Dior Men - Fall-Winter2023 - 2024 - Menswear - France - Paris - © ImaxTree


Plenty of paparazzi attention paid to thespians Robert Pattinson and Gwendoline Christie. Before Pattinson and Christie then suddenly appeared as giants on the 80 by 15-meter wall. The pair poetically debating romance and angst, reading from T S Eliot's The Wasteland, in a series of crisply shot videos – apt enough giving Saint Laurent was said to have been born with a nervous breakdown. Yves only spent a couple of years at Dior, before a breakdown led to his dismissal, but his ideas permeated this first-rate collection. 
 
Yves’ love of polka dot reappearing in chunky sweaters. While his grand dame A Line coats were resurrected with sublime fine wool A-Line gents coats in Dior’s classic light gray. 
 
As was Yves’ weakness for a trench. Saint Laurent also always loved a big cat print, and one look managed to combine both faux fur leopard peeking out from the slashed seams of a deconstructed trench coat.
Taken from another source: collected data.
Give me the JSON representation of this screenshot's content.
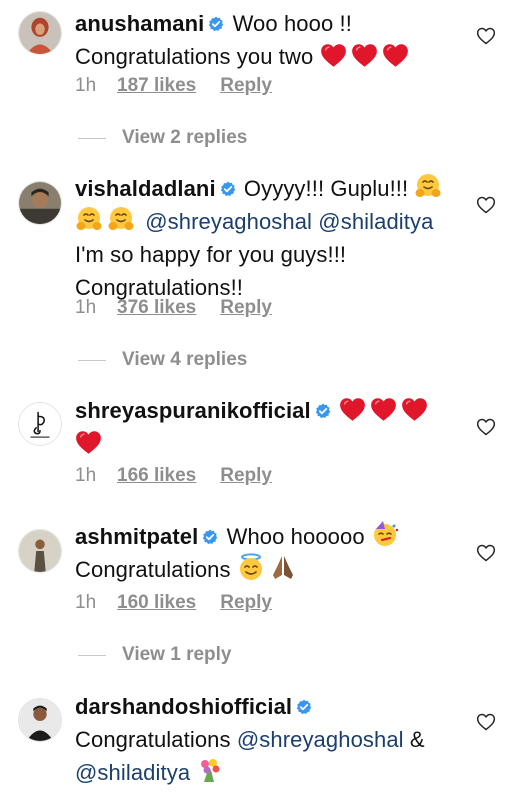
{
  "colors": {
    "text": "#111111",
    "muted": "#8e8e8e",
    "verified": "#3897f0",
    "mention": "#1b3f6d",
    "heart_emoji": "#e0162b"
  },
  "comments": [
    {
      "username": "anushamani",
      "verified": true,
      "text_a": "Woo hooo !!",
      "text_b": "Congratulations you two",
      "time": "1h",
      "likes": "187 likes",
      "reply": "Reply",
      "view_replies": "View 2 replies"
    },
    {
      "username": "vishaldadlani",
      "verified": true,
      "text_a": "Oyyyy!!! Guplu!!!",
      "mention_1": "@shreyaghoshal",
      "mention_2": "@shiladitya",
      "text_b": "I'm so happy for you guys!!!",
      "text_c": "Congratulations!!",
      "time": "1h",
      "likes": "376 likes",
      "reply": "Reply",
      "view_replies": "View 4 replies"
    },
    {
      "username": "shreyaspuranikofficial",
      "verified": true,
      "time": "1h",
      "likes": "166 likes",
      "reply": "Reply"
    },
    {
      "username": "ashmitpatel",
      "verified": true,
      "text_a": "Whoo hooooo",
      "text_b": "Congratulations",
      "time": "1h",
      "likes": "160 likes",
      "reply": "Reply",
      "view_replies": "View 1 reply"
    },
    {
      "username": "darshandoshiofficial",
      "verified": true,
      "text_a": "Congratulations",
      "mention_1": "@shreyaghoshal",
      "text_b": "&",
      "mention_2": "@shiladitya"
    }
  ],
  "icons": {
    "verified": "verified-badge-icon",
    "like": "heart-outline-icon",
    "red_heart": "red-heart-emoji",
    "hug": "hugging-face-emoji",
    "party": "partying-face-emoji",
    "halo": "smiling-face-with-halo-emoji",
    "pray": "folded-hands-emoji",
    "bouquet": "bouquet-emoji"
  }
}
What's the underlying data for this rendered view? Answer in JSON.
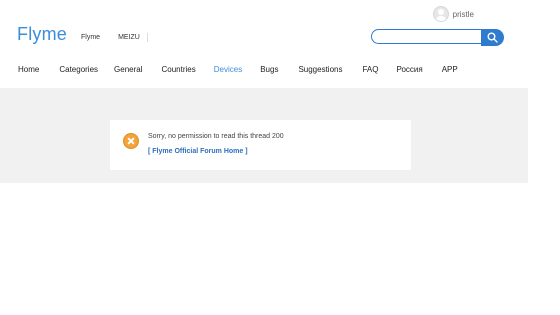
{
  "header": {
    "username": "pristle",
    "logo_text": "Flyme",
    "top_links": [
      "Flyme",
      "MEIZU"
    ],
    "search": {
      "value": "",
      "placeholder": ""
    }
  },
  "nav": {
    "items": [
      {
        "label": "Home"
      },
      {
        "label": "Categories"
      },
      {
        "label": "General"
      },
      {
        "label": "Countries"
      },
      {
        "label": "Devices"
      },
      {
        "label": "Bugs"
      },
      {
        "label": "Suggestions"
      },
      {
        "label": "FAQ"
      },
      {
        "label": "Россия"
      },
      {
        "label": "APP"
      }
    ],
    "active_label": "Devices"
  },
  "message": {
    "text": "Sorry, no permission to read this thread 200",
    "link_text": "[ Flyme Official Forum Home ]"
  },
  "colors": {
    "brand": "#3d8ed8",
    "search_button": "#2e7bd0",
    "band_background": "#f1f1f1",
    "warning": "#f2a33a"
  },
  "icons": {
    "avatar": "user-avatar-icon",
    "search": "search-icon",
    "error": "error-x-icon"
  }
}
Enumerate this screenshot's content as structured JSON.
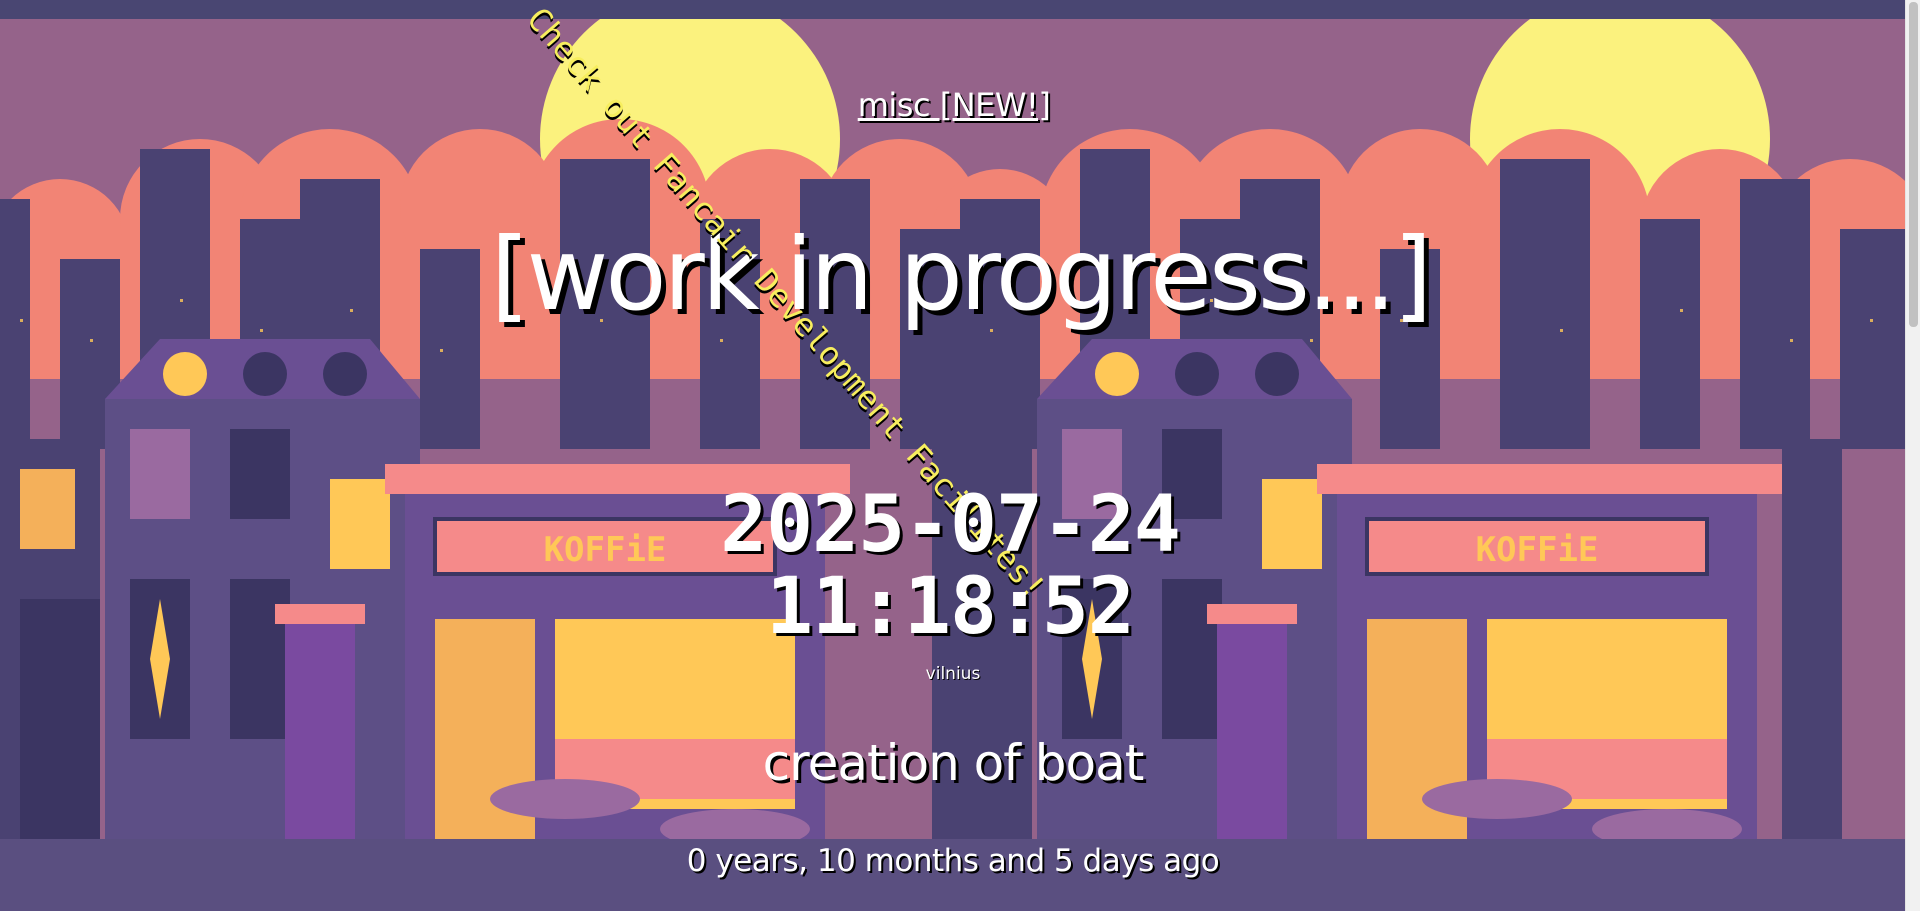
{
  "nav": {
    "link_label": "misc [NEW!]"
  },
  "marquee": {
    "text": "Check out Fancair Development Facilites!"
  },
  "hero": {
    "title": "[work in progress...]"
  },
  "clock": {
    "date": "2025-07-24",
    "time": "11:18:52",
    "location": "vilnius"
  },
  "creation": {
    "title": "creation of boat",
    "elapsed": "0 years, 10 months and 5 days ago"
  },
  "scene": {
    "shop_sign": "KOFFiE"
  },
  "colors": {
    "sky": "#95638a",
    "sun": "#fbf27e",
    "clouds": "#f28475",
    "city": "#4a4272",
    "building": "#5d4f86",
    "window_light": "#ffc857",
    "shop_pink": "#f58a8a",
    "marquee_yellow": "#f7ee5e",
    "text": "#ffffff"
  }
}
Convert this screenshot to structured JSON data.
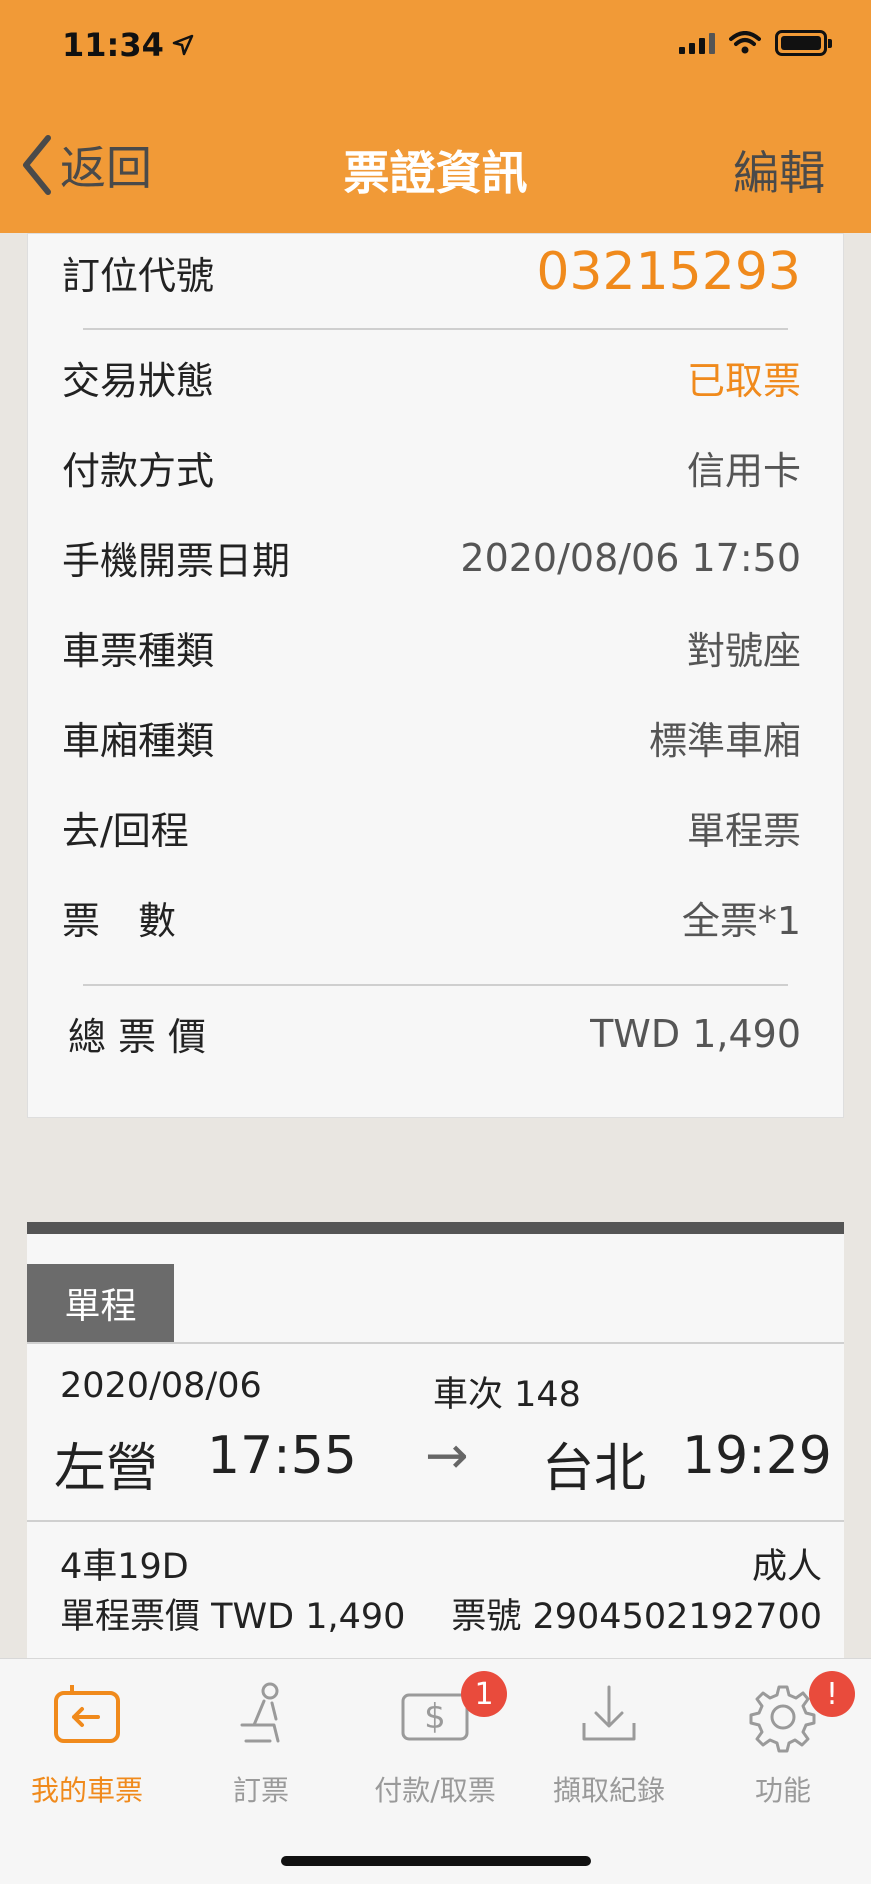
{
  "status_bar": {
    "time": "11:34"
  },
  "nav": {
    "back_label": "返回",
    "title": "票證資訊",
    "edit_label": "編輯"
  },
  "info": {
    "booking_code_label": "訂位代號",
    "booking_code": "03215293",
    "rows": [
      {
        "label": "交易狀態",
        "value": "已取票"
      },
      {
        "label": "付款方式",
        "value": "信用卡"
      },
      {
        "label": "手機開票日期",
        "value": "2020/08/06 17:50"
      },
      {
        "label": "車票種類",
        "value": "對號座"
      },
      {
        "label": "車廂種類",
        "value": "標準車廂"
      },
      {
        "label": "去/回程",
        "value": "單程票"
      },
      {
        "label": "票　數",
        "value": "全票*1"
      }
    ],
    "total_label": "總票價",
    "total_value": "TWD 1,490"
  },
  "journey": {
    "tab_label": "單程",
    "date": "2020/08/06",
    "train_no": "車次 148",
    "from_station": "左營",
    "depart_time": "17:55",
    "arrow": "→",
    "to_station": "台北",
    "arrive_time": "19:29",
    "seat": "4車19D",
    "passenger_type": "成人",
    "fare": "單程票價 TWD 1,490",
    "ticket_no": "票號 2904502192700"
  },
  "tabbar": {
    "items": [
      {
        "label": "我的車票",
        "icon": "my-ticket-icon",
        "active": true
      },
      {
        "label": "訂票",
        "icon": "seat-icon"
      },
      {
        "label": "付款/取票",
        "icon": "payment-icon",
        "badge": "1"
      },
      {
        "label": "擷取紀錄",
        "icon": "download-icon"
      },
      {
        "label": "功能",
        "icon": "gear-icon",
        "badge": "!"
      }
    ]
  },
  "colors": {
    "accent": "#f19a37",
    "highlight": "#f08a1c",
    "badge": "#e94b3c"
  }
}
Dior Men - Fall-Winter2023 - 2024 - Menswear - France - Paris - © ImaxTree


However, the great hefty Wellington boot with knee length shorts and roomy coats were all Kim, and all looked great. Jones also cut a new soft shouldered jacket with subtly displaced seams to add allure, and a pinned up at the neck tuxedo look which thousands of guys will want to get their hands on. 
 
Kim’s biggest trick was getting rid of side seams, so shirts and tops magically appeared – especially with a great cut out Aran sweater worn with crisp white cotton shirt.
 
According to his company release, Kim designed the show to be “an odyssey in motion” through which he “explores the theme of regeneration, with silhouettes merging the conventions of masculine elegance and couture, while transcending the boundaries of time.”
 
Which sounds like a line out of Pseuds’ Corner in Private Eye, and about the only thing off with this phenomenally effective show. Backed up by a live orchestra, and with a gang of Arnault boys and papa Bernard sitting front-row, this felt like a true fashion moment, winning Kim the biggest cheer of the international menswear season.